Cette découverte pourrait notamment expliquer pourquoi les enfants semblent se remettre « plus facilement » d’une lésion neurale que les adultes. En effet, l’utilisation simultanée des deux hémisphères cérébraux pour une même tâche offre la possibilité d’un mécanisme de compensation dès que l’un des deux est endommagé.

Une spécialisation neuronale qui intervient plus tard dans la vie

Des recherches antérieures, corroborées par des résultats cliniques de la perte de langage chez les patients ayant subi un accident vasculaire cérébral dans l’hémisphère gauche, ont mené au constat suivant : chez presque tous les adultes, le traitement du langage parlé n’est possible que dans l’hémisphère gauche.

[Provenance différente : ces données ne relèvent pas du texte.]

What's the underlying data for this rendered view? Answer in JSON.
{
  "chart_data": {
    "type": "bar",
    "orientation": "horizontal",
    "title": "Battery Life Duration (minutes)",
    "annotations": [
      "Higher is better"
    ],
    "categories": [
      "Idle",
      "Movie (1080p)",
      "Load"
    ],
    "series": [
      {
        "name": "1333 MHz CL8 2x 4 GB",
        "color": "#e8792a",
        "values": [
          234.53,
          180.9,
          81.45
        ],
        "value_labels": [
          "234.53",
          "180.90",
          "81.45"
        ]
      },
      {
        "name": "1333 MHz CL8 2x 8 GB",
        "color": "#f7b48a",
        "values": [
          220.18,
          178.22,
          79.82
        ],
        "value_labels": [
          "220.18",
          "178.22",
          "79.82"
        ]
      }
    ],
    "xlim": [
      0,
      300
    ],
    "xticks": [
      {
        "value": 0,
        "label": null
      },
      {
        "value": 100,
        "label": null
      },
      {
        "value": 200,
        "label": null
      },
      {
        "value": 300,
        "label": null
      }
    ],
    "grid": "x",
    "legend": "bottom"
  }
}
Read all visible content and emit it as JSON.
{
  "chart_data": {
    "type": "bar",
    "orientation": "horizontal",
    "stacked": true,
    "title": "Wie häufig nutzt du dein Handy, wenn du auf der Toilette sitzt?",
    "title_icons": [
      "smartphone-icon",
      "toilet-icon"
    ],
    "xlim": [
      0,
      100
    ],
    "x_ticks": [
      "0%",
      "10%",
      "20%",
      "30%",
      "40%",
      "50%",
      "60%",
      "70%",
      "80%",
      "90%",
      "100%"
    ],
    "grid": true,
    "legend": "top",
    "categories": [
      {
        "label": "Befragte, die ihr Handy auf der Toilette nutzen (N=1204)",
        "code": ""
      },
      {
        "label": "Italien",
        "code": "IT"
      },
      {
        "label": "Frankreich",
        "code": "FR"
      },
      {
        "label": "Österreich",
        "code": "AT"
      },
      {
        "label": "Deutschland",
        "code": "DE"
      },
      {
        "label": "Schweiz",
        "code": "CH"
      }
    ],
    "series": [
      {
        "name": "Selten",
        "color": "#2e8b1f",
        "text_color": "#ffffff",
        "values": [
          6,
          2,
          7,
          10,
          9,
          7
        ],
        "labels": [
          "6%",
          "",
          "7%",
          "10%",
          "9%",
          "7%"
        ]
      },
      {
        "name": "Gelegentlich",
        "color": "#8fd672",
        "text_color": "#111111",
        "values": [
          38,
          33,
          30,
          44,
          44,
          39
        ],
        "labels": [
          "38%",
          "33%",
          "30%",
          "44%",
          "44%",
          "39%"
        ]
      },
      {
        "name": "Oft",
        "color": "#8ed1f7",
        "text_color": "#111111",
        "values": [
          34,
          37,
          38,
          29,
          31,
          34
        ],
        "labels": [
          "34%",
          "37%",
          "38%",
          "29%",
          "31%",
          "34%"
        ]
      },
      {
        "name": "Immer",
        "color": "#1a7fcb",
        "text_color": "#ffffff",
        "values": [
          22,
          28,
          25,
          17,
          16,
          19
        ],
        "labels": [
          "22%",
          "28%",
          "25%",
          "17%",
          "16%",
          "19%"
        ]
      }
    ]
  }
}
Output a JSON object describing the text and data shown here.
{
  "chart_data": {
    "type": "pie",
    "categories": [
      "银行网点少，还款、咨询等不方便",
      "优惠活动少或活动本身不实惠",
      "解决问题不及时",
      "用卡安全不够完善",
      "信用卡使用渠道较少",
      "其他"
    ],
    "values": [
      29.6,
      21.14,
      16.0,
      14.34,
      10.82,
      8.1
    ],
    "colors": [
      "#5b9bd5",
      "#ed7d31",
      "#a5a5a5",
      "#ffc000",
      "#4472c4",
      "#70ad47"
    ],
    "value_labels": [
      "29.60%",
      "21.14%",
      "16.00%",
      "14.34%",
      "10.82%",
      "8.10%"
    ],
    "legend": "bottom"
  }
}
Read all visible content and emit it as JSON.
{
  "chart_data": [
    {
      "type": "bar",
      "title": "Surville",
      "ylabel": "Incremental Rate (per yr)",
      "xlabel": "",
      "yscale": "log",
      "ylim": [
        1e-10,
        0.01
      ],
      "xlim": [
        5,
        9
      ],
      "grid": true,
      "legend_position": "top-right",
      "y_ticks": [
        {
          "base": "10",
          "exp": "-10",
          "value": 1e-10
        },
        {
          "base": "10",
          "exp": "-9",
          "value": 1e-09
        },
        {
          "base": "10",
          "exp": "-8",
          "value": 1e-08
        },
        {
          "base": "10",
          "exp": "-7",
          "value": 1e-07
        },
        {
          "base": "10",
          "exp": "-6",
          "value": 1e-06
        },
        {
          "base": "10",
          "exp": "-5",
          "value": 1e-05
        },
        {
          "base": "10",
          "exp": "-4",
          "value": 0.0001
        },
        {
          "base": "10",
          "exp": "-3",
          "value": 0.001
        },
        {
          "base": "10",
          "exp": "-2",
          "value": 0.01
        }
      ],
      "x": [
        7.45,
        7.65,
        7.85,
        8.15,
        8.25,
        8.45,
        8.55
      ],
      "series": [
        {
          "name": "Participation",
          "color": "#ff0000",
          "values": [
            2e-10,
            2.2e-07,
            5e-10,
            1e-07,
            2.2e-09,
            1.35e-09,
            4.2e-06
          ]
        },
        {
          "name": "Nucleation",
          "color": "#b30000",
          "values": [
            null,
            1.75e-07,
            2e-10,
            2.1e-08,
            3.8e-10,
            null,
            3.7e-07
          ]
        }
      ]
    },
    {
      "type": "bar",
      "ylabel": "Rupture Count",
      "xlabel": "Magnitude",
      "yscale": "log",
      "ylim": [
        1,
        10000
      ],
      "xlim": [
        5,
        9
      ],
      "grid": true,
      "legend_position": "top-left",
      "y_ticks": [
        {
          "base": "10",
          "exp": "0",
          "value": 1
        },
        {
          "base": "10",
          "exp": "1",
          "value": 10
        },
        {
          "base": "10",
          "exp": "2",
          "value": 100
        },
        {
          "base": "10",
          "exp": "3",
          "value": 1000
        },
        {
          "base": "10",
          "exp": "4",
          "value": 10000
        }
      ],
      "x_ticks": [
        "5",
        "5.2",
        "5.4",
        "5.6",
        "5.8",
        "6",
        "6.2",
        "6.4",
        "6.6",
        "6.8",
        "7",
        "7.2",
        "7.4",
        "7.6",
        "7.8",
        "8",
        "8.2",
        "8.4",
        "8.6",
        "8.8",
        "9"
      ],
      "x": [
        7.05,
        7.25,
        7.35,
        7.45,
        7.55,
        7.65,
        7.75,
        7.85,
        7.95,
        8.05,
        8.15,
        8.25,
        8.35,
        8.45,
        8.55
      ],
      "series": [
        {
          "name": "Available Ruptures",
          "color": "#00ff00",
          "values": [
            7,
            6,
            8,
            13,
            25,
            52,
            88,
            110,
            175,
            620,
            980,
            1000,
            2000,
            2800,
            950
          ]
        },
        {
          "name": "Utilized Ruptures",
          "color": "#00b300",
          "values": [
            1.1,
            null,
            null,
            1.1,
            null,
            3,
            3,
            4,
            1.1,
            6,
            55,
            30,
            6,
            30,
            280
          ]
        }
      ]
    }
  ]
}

Chez les très jeunes enfants, en revanche, les dommages à l’un ou l’autre hémisphère ont peu de chances d’entraîner des déficits linguistiques ; en effet, l’expérience a démontré que le langage peut être récupéré chez de nombreux jeunes patients même si l’hémisphère gauche est gravement endommagé. « Cela suggère que le traitement de la langue est distribué aux deux hémisphères tôt dans la vie », explique Elissa L. Newport, neurologue et directrice du Center for Brain Plasticity and Recovery de l’Université de Georgetown.

Jusqu’à présent, les techniques de numérisation n’avaient pas permis de mettre en évidence le phénomène. En particulier, les spécialistes n’avaient pas su déterminer si la forte prédisposition de l’hémisphère gauche pour le langage était innée ou si elle apparaissait progressivement au cours du développement. L’étude de Newport et ses collaborateurs a permis de lever le voile sur ce point.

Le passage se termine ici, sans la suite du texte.